# telco sat systems



## hogwillis (Feb 10, 2010)

howdy
does anyone run a telco magicsat self seeking satelite system 01/02 vintage.
the one with the black box in the van.
mine wont rais the dish more than 1/3 of the way up then goes into error mode
and stops.
any ideas 
please help
 regards willis.


----------



## biggirafe (Feb 11, 2010)

Hi 
I don't have the same system I have an Oyster but I had a similar problem. With mine the bolts had come slightly loose that go through the hinge and then it slipped when it was lifting. The motor was turning but because the dish was 'loose' it was not lifting all the way and then went into error mode.

If you go on the roof you should not be able to lift the dish by hand if you can its come loose.

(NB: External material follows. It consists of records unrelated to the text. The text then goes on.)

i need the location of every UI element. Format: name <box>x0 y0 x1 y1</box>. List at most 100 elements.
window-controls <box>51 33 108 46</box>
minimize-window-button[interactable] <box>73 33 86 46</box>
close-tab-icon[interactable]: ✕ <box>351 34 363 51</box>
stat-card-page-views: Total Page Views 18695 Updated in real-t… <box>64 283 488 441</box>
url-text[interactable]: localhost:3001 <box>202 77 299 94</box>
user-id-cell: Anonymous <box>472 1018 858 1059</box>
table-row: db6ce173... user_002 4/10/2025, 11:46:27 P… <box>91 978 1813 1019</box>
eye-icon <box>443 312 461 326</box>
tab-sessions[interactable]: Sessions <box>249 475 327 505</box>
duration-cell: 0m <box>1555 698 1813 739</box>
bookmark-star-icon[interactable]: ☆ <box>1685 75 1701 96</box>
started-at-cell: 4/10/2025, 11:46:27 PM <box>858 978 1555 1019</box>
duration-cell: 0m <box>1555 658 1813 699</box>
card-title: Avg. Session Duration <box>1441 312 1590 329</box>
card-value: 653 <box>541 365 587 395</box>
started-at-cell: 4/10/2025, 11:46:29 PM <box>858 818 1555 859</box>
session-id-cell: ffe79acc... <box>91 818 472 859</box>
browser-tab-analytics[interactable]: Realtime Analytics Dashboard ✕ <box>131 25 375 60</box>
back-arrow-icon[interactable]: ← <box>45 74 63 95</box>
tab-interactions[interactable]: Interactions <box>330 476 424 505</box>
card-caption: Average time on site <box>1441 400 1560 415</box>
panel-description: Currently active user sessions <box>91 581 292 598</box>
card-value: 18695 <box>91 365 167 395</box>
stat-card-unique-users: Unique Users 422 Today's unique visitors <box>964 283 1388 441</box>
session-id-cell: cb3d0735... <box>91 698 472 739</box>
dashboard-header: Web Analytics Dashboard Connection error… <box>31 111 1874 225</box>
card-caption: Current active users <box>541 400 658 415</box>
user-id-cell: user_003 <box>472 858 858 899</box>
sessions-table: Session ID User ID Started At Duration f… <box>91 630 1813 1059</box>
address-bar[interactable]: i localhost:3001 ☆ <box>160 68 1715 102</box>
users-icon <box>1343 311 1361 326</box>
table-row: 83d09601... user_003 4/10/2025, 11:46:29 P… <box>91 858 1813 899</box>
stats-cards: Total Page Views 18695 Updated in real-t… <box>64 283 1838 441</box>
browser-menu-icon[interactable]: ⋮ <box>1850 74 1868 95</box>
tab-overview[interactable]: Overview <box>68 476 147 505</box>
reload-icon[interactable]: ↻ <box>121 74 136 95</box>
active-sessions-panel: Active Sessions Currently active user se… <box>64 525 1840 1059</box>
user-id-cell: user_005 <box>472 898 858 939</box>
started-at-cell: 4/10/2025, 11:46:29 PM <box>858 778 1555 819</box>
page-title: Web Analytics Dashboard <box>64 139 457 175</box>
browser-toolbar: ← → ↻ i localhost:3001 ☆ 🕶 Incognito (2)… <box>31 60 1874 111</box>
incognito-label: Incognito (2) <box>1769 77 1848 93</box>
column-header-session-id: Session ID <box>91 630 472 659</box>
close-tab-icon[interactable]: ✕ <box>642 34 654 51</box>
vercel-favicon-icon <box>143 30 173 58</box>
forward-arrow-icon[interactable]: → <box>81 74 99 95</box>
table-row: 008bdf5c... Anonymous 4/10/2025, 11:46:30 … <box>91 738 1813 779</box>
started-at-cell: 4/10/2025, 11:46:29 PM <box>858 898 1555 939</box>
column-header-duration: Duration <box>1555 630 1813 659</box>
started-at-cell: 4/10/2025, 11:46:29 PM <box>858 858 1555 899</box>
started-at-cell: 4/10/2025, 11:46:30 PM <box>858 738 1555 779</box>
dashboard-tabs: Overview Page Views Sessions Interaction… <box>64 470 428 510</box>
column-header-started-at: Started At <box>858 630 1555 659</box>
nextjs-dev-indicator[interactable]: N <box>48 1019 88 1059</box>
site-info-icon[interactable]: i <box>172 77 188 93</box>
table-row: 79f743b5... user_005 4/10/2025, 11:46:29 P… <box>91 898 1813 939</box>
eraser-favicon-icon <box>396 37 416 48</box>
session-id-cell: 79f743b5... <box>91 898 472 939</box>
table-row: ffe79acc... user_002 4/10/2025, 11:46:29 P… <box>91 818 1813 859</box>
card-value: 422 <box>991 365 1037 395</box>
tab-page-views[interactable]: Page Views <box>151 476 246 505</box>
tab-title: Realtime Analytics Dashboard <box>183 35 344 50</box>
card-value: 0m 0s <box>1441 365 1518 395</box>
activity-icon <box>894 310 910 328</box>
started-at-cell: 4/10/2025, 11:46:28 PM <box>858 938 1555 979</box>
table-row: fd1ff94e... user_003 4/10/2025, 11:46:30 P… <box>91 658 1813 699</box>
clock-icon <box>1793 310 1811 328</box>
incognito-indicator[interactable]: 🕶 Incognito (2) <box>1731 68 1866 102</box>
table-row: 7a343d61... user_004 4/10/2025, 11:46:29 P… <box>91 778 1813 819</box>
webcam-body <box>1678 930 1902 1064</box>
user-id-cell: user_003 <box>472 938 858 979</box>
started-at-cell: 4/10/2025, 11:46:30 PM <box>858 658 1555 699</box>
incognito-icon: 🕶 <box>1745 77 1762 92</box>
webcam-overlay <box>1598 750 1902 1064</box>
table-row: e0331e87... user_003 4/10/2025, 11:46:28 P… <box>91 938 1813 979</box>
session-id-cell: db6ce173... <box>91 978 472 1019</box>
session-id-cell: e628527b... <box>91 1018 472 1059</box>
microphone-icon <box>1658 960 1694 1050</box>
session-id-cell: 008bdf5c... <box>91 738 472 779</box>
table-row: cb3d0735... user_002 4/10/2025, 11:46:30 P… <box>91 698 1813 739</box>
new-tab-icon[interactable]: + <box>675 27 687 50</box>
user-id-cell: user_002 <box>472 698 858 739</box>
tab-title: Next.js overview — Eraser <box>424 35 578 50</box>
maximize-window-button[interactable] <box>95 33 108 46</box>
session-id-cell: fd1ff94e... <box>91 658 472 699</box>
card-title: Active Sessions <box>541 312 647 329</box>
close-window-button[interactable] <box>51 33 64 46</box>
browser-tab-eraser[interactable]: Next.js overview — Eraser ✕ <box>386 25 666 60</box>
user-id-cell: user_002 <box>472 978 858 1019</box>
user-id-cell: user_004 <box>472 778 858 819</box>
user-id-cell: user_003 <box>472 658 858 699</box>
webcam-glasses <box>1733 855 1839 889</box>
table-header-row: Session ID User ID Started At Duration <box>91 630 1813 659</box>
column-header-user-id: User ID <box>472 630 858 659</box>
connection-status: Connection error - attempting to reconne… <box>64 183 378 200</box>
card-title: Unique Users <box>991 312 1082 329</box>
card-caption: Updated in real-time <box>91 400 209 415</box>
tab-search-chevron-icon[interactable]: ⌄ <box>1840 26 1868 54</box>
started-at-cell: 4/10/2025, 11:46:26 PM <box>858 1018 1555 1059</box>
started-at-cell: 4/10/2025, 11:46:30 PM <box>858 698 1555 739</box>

Hope this helps, good luck


----------



## hogwillis (Feb 12, 2010)

hi biggirafe
thanks for the tip, but  no success.
tho i can see what you ment'
thanks again
willis.


----------



## biggirafe (Feb 12, 2010)

hogwillis said:


> hi biggirafe
> thanks for the tip, but  no success.
> tho i can see what you ment'
> thanks again
> willis.



 Shame. I guess you've tried a reset to factory defaults ?


----------



## Jonnimac66 (Feb 12, 2010)

biggirafe said:


> Hi
> I don't have the same system I have an Oyster but I had a similar problem. With mine the bolts had come slightly loose that go through the hinge and then it slipped when it was lifting. The motor was turning but because the dish was 'loose' it was not lifting all the way and then went into error mode.
> 
> If you go on the roof you should not be able to lift the dish by hand if you can its come loose.
> ...



Hi Big Giraffe

I recently purchased a MH with Oyster Sat fitted, I want some advice on installing digibox, There seems to be just one connection from the satelite to the digibox is this correct as I am not receiving any picture, Any advice would be appreciated..

Regards

Jonni


----------



## AndyC (Feb 12, 2010)

hogwillis said:


> howdy
> does anyone run a telco magicsat self seeking satelite system 01/02 vintage.
> the one with the black box in the van.
> mine wont rais the dish more than 1/3 of the way up then goes into error mode
> ...


You could try registering for support at www.support-telecogroup.com/telecogroup/teleco/en/supporto.htm

AndyC


----------



## Milfy (Feb 20, 2010)

my dish failed it would not go up  so the box as gone back to telco italy to have the software updated 
its been gone 3 weeks hoping to get it back soon them italian would rush


----------



## hogwillis (Feb 22, 2010)

Milfy said:


> my dish failed it would not go up  so the box as gone back to telco italy to have the software updated
> its been gone 3 weeks hoping to get it back soon them italian would rush



hi milfy
let me know how it works out,
and thanx for takin the time to reply.

tanks willis


----------



## Milfy (Mar 3, 2010)

telco have sent back the box yippee
 bad news the remote and wiring for it is still in italy been promised it will be here  by dhl friday and hopefully we back in bussiness for this weekend in morterton on the marsh


----------



## hogwillis (Mar 4, 2010)

hi milfy
thanx for the update, still no luk with mine but keep me posted
good luk.
hogwillis


----------



## Milfy (Mar 5, 2010)

well 5 weeks later and its all up and working had some problems by sending back to italy but its nice to pull up press the button and sky tv 20 secs later 
or how i miss standing in the rain trying to get a picture


----------